Of course, the main attraction will continue to be the mountain of tumbling water that has drawn tourists for centuries. But, according to MacRae's vision, man-made upgrades to the tours will help the product, too.

Most noticeable will be the new boats, which will carry the same number of passengers as the Maid's fleet but will feature wider viewing platforms on the upper deck and a less-enclosed platform on the lower deck. The environmentally friendly boats, which have not been built, will include seating for the disabled, "dry zones," restrooms and on-board concessions.

The docking area along the Canadian shore will also see upgrades, including a new Falls View Deck with outdoor dining and viewing attached to an existing administration building. Those wishing to view the ride without braving the waters will be able to do so at a visitor pavilion and picnic area.

Tourists will have an easier time getting to the attraction, officials said, after Hornblower rebuilds an incline with an elevator car and provides a shuttle tram to take tourists to the docking area and disabled riders to the boats.

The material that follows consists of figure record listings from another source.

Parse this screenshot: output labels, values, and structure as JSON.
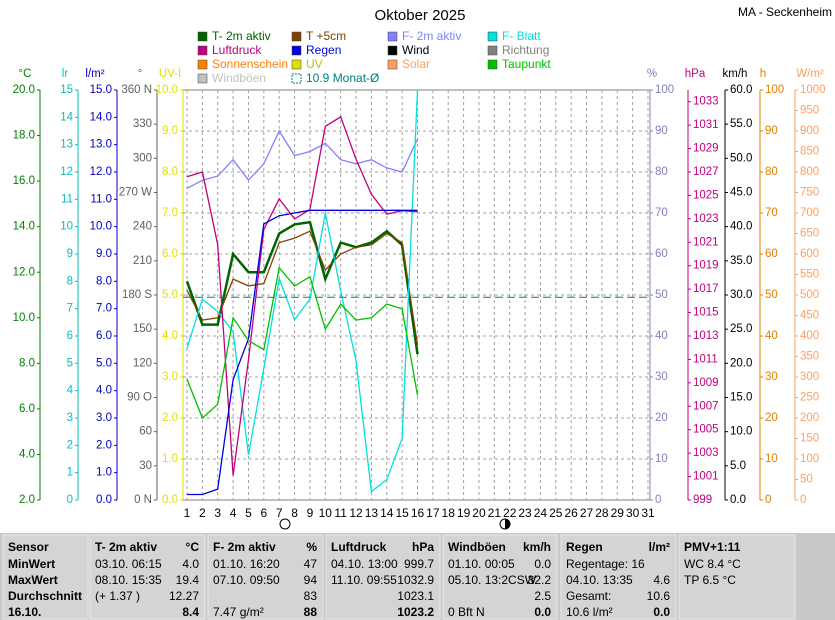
{
  "chart_data": {
    "type": "line",
    "title": "Oktober 2025",
    "subtitle": "MA - Seckenheim",
    "x": [
      1,
      2,
      3,
      4,
      5,
      6,
      7,
      8,
      9,
      10,
      11,
      12,
      13,
      14,
      15,
      16
    ],
    "xlim": [
      1,
      31
    ],
    "xticks": [
      1,
      2,
      3,
      4,
      5,
      6,
      7,
      8,
      9,
      10,
      11,
      12,
      13,
      14,
      15,
      16,
      17,
      18,
      19,
      20,
      21,
      22,
      23,
      24,
      25,
      26,
      27,
      28,
      29,
      30,
      31
    ],
    "grid": true,
    "axes": [
      {
        "label": "°C",
        "color": "#008000",
        "lim": [
          2,
          20
        ],
        "ticks": [
          {
            "value": 2,
            "label": "2.0"
          },
          {
            "value": 4,
            "label": "4.0"
          },
          {
            "value": 6,
            "label": "6.0"
          },
          {
            "value": 8,
            "label": "8.0"
          },
          {
            "value": 10,
            "label": "10.0"
          },
          {
            "value": 12,
            "label": "12.0"
          },
          {
            "value": 14,
            "label": "14.0"
          },
          {
            "value": 16,
            "label": "16.0"
          },
          {
            "value": 18,
            "label": "18.0"
          },
          {
            "value": 20,
            "label": "20.0"
          }
        ]
      },
      {
        "label": "lr",
        "color": "#00c0c0",
        "lim": [
          0,
          15
        ],
        "ticks": [
          0,
          1,
          2,
          3,
          4,
          5,
          6,
          7,
          8,
          9,
          10,
          11,
          12,
          13,
          14,
          15
        ]
      },
      {
        "label": "l/m²",
        "color": "#0000c0",
        "lim": [
          0,
          15
        ],
        "ticks": [
          {
            "value": 0,
            "label": "0.0"
          },
          {
            "value": 1,
            "label": "1.0"
          },
          {
            "value": 2,
            "label": "2.0"
          },
          {
            "value": 3,
            "label": "3.0"
          },
          {
            "value": 4,
            "label": "4.0"
          },
          {
            "value": 5,
            "label": "5.0"
          },
          {
            "value": 6,
            "label": "6.0"
          },
          {
            "value": 7,
            "label": "7.0"
          },
          {
            "value": 8,
            "label": "8.0"
          },
          {
            "value": 9,
            "label": "9.0"
          },
          {
            "value": 10,
            "label": "10.0"
          },
          {
            "value": 11,
            "label": "11.0"
          },
          {
            "value": 12,
            "label": "12.0"
          },
          {
            "value": 13,
            "label": "13.0"
          },
          {
            "value": 14,
            "label": "14.0"
          },
          {
            "value": 15,
            "label": "15.0"
          }
        ]
      },
      {
        "label": "°",
        "color": "#606060",
        "lim": [
          0,
          360
        ],
        "ticks": [
          {
            "value": 0,
            "label": "0 N"
          },
          30,
          60,
          {
            "value": 90,
            "label": "90 O"
          },
          120,
          150,
          {
            "value": 180,
            "label": "180 S"
          },
          210,
          240,
          {
            "value": 270,
            "label": "270 W"
          },
          300,
          330,
          {
            "value": 360,
            "label": "360 N"
          }
        ]
      },
      {
        "label": "UV-I",
        "color": "#e0e000",
        "lim": [
          0,
          10
        ],
        "ticks": [
          {
            "value": 0,
            "label": "0.0"
          },
          {
            "value": 1,
            "label": "1.0"
          },
          {
            "value": 2,
            "label": "2.0"
          },
          {
            "value": 3,
            "label": "3.0"
          },
          {
            "value": 4,
            "label": "4.0"
          },
          {
            "value": 5,
            "label": "5.0"
          },
          {
            "value": 6,
            "label": "6.0"
          },
          {
            "value": 7,
            "label": "7.0"
          },
          {
            "value": 8,
            "label": "8.0"
          },
          {
            "value": 9,
            "label": "9.0"
          },
          {
            "value": 10,
            "label": "10.0"
          }
        ]
      },
      {
        "label": "%",
        "color": "#8080c0",
        "lim": [
          0,
          100
        ],
        "ticks": [
          0,
          10,
          20,
          30,
          40,
          50,
          60,
          70,
          80,
          90,
          100
        ]
      },
      {
        "label": "hPa",
        "color": "#c00080",
        "lim": [
          999,
          1034
        ],
        "ticks": [
          999,
          1001,
          1003,
          1005,
          1007,
          1009,
          1011,
          1013,
          1015,
          1017,
          1019,
          1021,
          1023,
          1025,
          1027,
          1029,
          1031,
          1033
        ]
      },
      {
        "label": "km/h",
        "color": "#000000",
        "lim": [
          0,
          60
        ],
        "ticks": [
          {
            "value": 0,
            "label": "0.0"
          },
          {
            "value": 5,
            "label": "5.0"
          },
          {
            "value": 10,
            "label": "10.0"
          },
          {
            "value": 15,
            "label": "15.0"
          },
          {
            "value": 20,
            "label": "20.0"
          },
          {
            "value": 25,
            "label": "25.0"
          },
          {
            "value": 30,
            "label": "30.0"
          },
          {
            "value": 35,
            "label": "35.0"
          },
          {
            "value": 40,
            "label": "40.0"
          },
          {
            "value": 45,
            "label": "45.0"
          },
          {
            "value": 50,
            "label": "50.0"
          },
          {
            "value": 55,
            "label": "55.0"
          },
          {
            "value": 60,
            "label": "60.0"
          }
        ]
      },
      {
        "label": "h",
        "color": "#e08000",
        "lim": [
          0,
          100
        ],
        "ticks": [
          0,
          10,
          20,
          30,
          40,
          50,
          60,
          70,
          80,
          90,
          100
        ]
      },
      {
        "label": "W/m²",
        "color": "#ffa060",
        "lim": [
          0,
          1000
        ],
        "ticks": [
          0,
          50,
          100,
          150,
          200,
          250,
          300,
          350,
          400,
          450,
          500,
          550,
          600,
          650,
          700,
          750,
          800,
          850,
          900,
          950,
          1000
        ]
      }
    ],
    "series": [
      {
        "name": "T- 2m aktiv",
        "color": "#006400",
        "axis": 0,
        "values": [
          11.6,
          9.7,
          9.7,
          12.8,
          12.0,
          12.0,
          13.7,
          14.1,
          14.2,
          11.7,
          13.3,
          13.1,
          13.3,
          13.8,
          13.2,
          8.4
        ]
      },
      {
        "name": "T +5cm",
        "color": "#804000",
        "axis": 0,
        "values": [
          11.2,
          9.9,
          10.0,
          11.7,
          11.4,
          11.5,
          13.3,
          13.5,
          13.8,
          12.1,
          12.8,
          13.1,
          13.2,
          13.7,
          13.3,
          8.8
        ]
      },
      {
        "name": "F- 2m aktiv",
        "color": "#8080ff",
        "axis": 5,
        "values": [
          76,
          78,
          79,
          83,
          78,
          82,
          90,
          84,
          85,
          87,
          83,
          82,
          83,
          81,
          80,
          88
        ]
      },
      {
        "name": "F- Blatt",
        "color": "#00e0e0",
        "axis": 5,
        "values": [
          37,
          49,
          46,
          41,
          11,
          32,
          54,
          44,
          49,
          70,
          51,
          34,
          2,
          5,
          15,
          100
        ]
      },
      {
        "name": "Luftdruck",
        "color": "#c00080",
        "axis": 6,
        "values": [
          1026.6,
          1027.0,
          1020.8,
          1001.1,
          1011.0,
          1022.1,
          1024.7,
          1023.0,
          1023.8,
          1030.9,
          1031.7,
          1028.1,
          1025.1,
          1023.4,
          1023.7,
          1023.6
        ]
      },
      {
        "name": "Regen",
        "color": "#0000e0",
        "axis": 2,
        "values": [
          0.2,
          0.2,
          0.4,
          4.4,
          5.9,
          10.1,
          10.4,
          10.5,
          10.6,
          10.6,
          10.6,
          10.6,
          10.6,
          10.6,
          10.6,
          10.6
        ]
      },
      {
        "name": "Wind",
        "color": "#000000"
      },
      {
        "name": "Richtung",
        "color": "#808080"
      },
      {
        "name": "Sonnenschein",
        "color": "#ff8000"
      },
      {
        "name": "UV",
        "color": "#e0e000"
      },
      {
        "name": "Solar",
        "color": "#ffa060"
      },
      {
        "name": "Taupunkt",
        "color": "#00c000",
        "axis": 0,
        "values": [
          7.3,
          5.6,
          6.2,
          10.0,
          9.0,
          8.6,
          12.2,
          11.4,
          11.8,
          9.5,
          10.6,
          9.9,
          10.0,
          10.6,
          10.4,
          6.6
        ]
      },
      {
        "name": "Windböen",
        "color": "#c0c0c0"
      },
      {
        "name": "10.9 Monat-Ø",
        "color": "#008080",
        "axis": 0,
        "value": 10.9
      }
    ]
  },
  "table": {
    "columns": [
      {
        "header": "Sensor",
        "rows": [
          {
            "left": "MinWert"
          },
          {
            "left": "MaxWert"
          },
          {
            "left": "Durchschnitt"
          },
          {
            "left": "16.10."
          }
        ]
      },
      {
        "header": "T- 2m aktiv",
        "unit": "°C",
        "rows": [
          {
            "left": "03.10.  06:15",
            "right": "4.0"
          },
          {
            "left": "08.10.  15:35",
            "right": "19.4"
          },
          {
            "left": "(+ 1.37 )",
            "right": "12.27"
          },
          {
            "right": "8.4"
          }
        ]
      },
      {
        "header": "F- 2m aktiv",
        "unit": "%",
        "rows": [
          {
            "left": "01.10.  16:20",
            "right": "47"
          },
          {
            "left": "07.10.  09:50",
            "right": "94"
          },
          {
            "right": "83"
          },
          {
            "left": "7.47 g/m²",
            "right": "88"
          }
        ]
      },
      {
        "header": "Luftdruck",
        "unit": "hPa",
        "rows": [
          {
            "left": "04.10.  13:00",
            "right": "999.7"
          },
          {
            "left": "11.10.  09:55",
            "right": "1032.9"
          },
          {
            "right": "1023.1"
          },
          {
            "right": "1023.2"
          }
        ]
      },
      {
        "header": "Windböen",
        "unit": "km/h",
        "rows": [
          {
            "left": "01.10.  00:05",
            "right": "0.0"
          },
          {
            "left": "05.10.  13:2CSW",
            "right": "32.2"
          },
          {
            "right": "2.5"
          },
          {
            "left": "0 Bft N",
            "right": "0.0"
          }
        ]
      },
      {
        "header": "Regen",
        "unit": "l/m²",
        "rows": [
          {
            "left": "Regentage: 16"
          },
          {
            "left": "04.10.  13:35",
            "right": "4.6"
          },
          {
            "left": "Gesamt:",
            "right": "10.6"
          },
          {
            "left": "10.6 l/m²",
            "right": "0.0"
          }
        ]
      },
      {
        "header": "PMV+1:11",
        "rows": [
          {
            "left": "WC 8.4 °C"
          },
          {
            "left": "TP 6.5 °C"
          }
        ]
      }
    ]
  }
}
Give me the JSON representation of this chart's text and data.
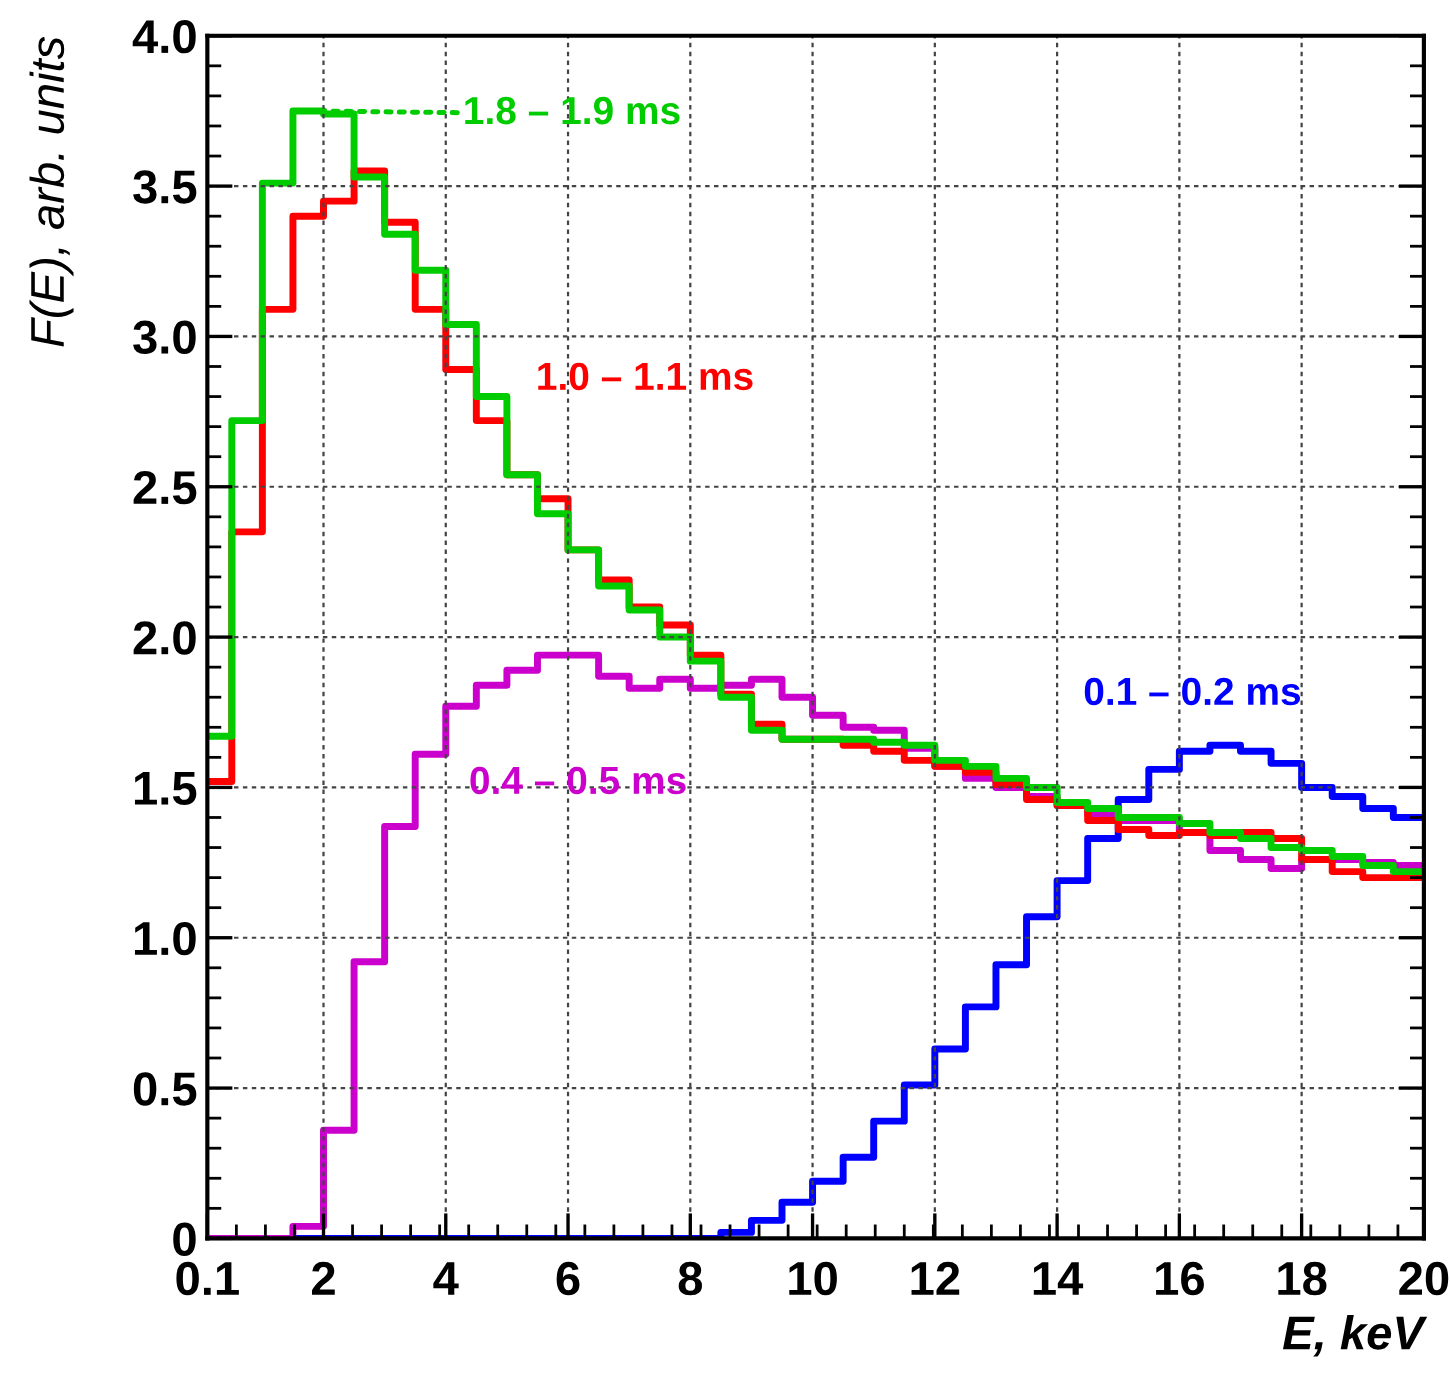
{
  "chart_data": {
    "type": "histogram",
    "xlabel": "E, keV",
    "ylabel": "F(E), arb. units",
    "bins": [
      0.1,
      0.5,
      1.0,
      1.5,
      2.0,
      2.5,
      3.0,
      3.5,
      4.0,
      4.5,
      5.0,
      5.5,
      6.0,
      6.5,
      7.0,
      7.5,
      8.0,
      8.5,
      9.0,
      9.5,
      10.0,
      10.5,
      11.0,
      11.5,
      12.0,
      12.5,
      13.0,
      13.5,
      14.0,
      14.5,
      15.0,
      15.5,
      16.0,
      16.5,
      17.0,
      17.5,
      18.0,
      18.5,
      19.0,
      19.5,
      20.0
    ],
    "series": [
      {
        "name": "0.1 – 0.2 ms",
        "color": "#0000ff",
        "values": [
          0,
          0,
          0,
          0,
          0,
          0,
          0,
          0,
          0,
          0,
          0,
          0,
          0,
          0,
          0,
          0,
          0,
          0.02,
          0.06,
          0.12,
          0.19,
          0.27,
          0.39,
          0.51,
          0.63,
          0.77,
          0.91,
          1.07,
          1.19,
          1.33,
          1.46,
          1.56,
          1.62,
          1.64,
          1.62,
          1.58,
          1.5,
          1.47,
          1.43,
          1.4
        ]
      },
      {
        "name": "0.4 – 0.5 ms",
        "color": "#cc00cc",
        "values": [
          0,
          0,
          0,
          0.04,
          0.36,
          0.92,
          1.37,
          1.61,
          1.77,
          1.84,
          1.89,
          1.94,
          1.94,
          1.87,
          1.83,
          1.86,
          1.83,
          1.84,
          1.86,
          1.8,
          1.74,
          1.7,
          1.69,
          1.63,
          1.57,
          1.53,
          1.5,
          1.47,
          1.44,
          1.41,
          1.39,
          1.39,
          1.35,
          1.29,
          1.26,
          1.23,
          1.26,
          1.26,
          1.25,
          1.24
        ]
      },
      {
        "name": "1.0 – 1.1 ms",
        "color": "#ff0000",
        "values": [
          1.52,
          2.35,
          3.09,
          3.4,
          3.45,
          3.55,
          3.38,
          3.09,
          2.89,
          2.72,
          2.54,
          2.46,
          2.29,
          2.19,
          2.1,
          2.04,
          1.94,
          1.81,
          1.71,
          1.66,
          1.66,
          1.64,
          1.62,
          1.59,
          1.57,
          1.55,
          1.51,
          1.46,
          1.44,
          1.39,
          1.36,
          1.34,
          1.35,
          1.34,
          1.35,
          1.33,
          1.26,
          1.22,
          1.2,
          1.2
        ]
      },
      {
        "name": "1.8 – 1.9 ms",
        "color": "#00cc00",
        "values": [
          1.67,
          2.72,
          3.51,
          3.75,
          3.74,
          3.53,
          3.34,
          3.22,
          3.04,
          2.8,
          2.54,
          2.41,
          2.29,
          2.17,
          2.09,
          2.0,
          1.92,
          1.8,
          1.69,
          1.66,
          1.66,
          1.66,
          1.65,
          1.64,
          1.59,
          1.57,
          1.53,
          1.5,
          1.45,
          1.43,
          1.4,
          1.4,
          1.38,
          1.35,
          1.33,
          1.3,
          1.29,
          1.27,
          1.24,
          1.22
        ]
      }
    ],
    "xlim": [
      0.1,
      20
    ],
    "xticks": [
      0.1,
      2,
      4,
      6,
      8,
      10,
      12,
      14,
      16,
      18,
      20
    ],
    "ylim": [
      0,
      4.0
    ],
    "yticks": [
      0,
      0.5,
      {
        "value": 1,
        "label": "1.0"
      },
      1.5,
      {
        "value": 2,
        "label": "2.0"
      },
      2.5,
      {
        "value": 3,
        "label": "3.0"
      },
      3.5,
      {
        "value": 4,
        "label": "4.0"
      }
    ],
    "grid": true
  }
}
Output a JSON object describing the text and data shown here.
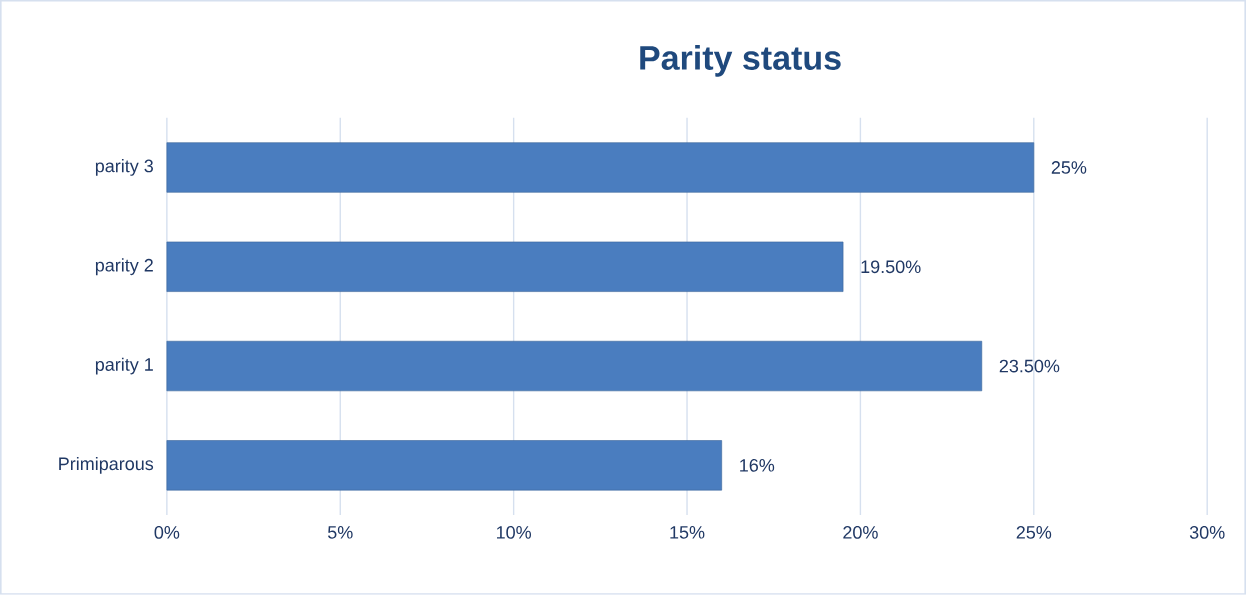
{
  "chart_data": {
    "type": "bar",
    "orientation": "horizontal",
    "title": "Parity status",
    "categories": [
      "parity 3",
      "parity 2",
      "parity 1",
      "Primiparous"
    ],
    "values": [
      25,
      19.5,
      23.5,
      16
    ],
    "value_labels": [
      "25%",
      "19.50%",
      "23.50%",
      "16%"
    ],
    "color": "#4a7dbf",
    "xlim": [
      0,
      30
    ],
    "xticks": [
      {
        "value": 0,
        "label": "0%"
      },
      {
        "value": 5,
        "label": "5%"
      },
      {
        "value": 10,
        "label": "10%"
      },
      {
        "value": 15,
        "label": "15%"
      },
      {
        "value": 20,
        "label": "20%"
      },
      {
        "value": 25,
        "label": "25%"
      },
      {
        "value": 30,
        "label": "30%"
      }
    ],
    "grid": "x"
  }
}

Tickets, which can be scanned directly from a smart phone, are not expected to rise in price from $15. Price increases are subject to Parks Commission approval.

Hornblower, which created a Canadian company to bid on the Niagara Falls tour rights, has an extensive history of boat tourism in the United States.

It puts on wedding, dinner and birthday cruises and private and corporate events on luxurious yachts in New York; San Francisco; San Diego; Marina Del Ray, Calif.; and Long Beach, Calif.

It also operates the two largest ferry concessions for the National Park Service at Alcatraz Island in San Francisco Bay and the Statue of Liberty National Monument and Ellis Island Immigration Museum in New York Harbor.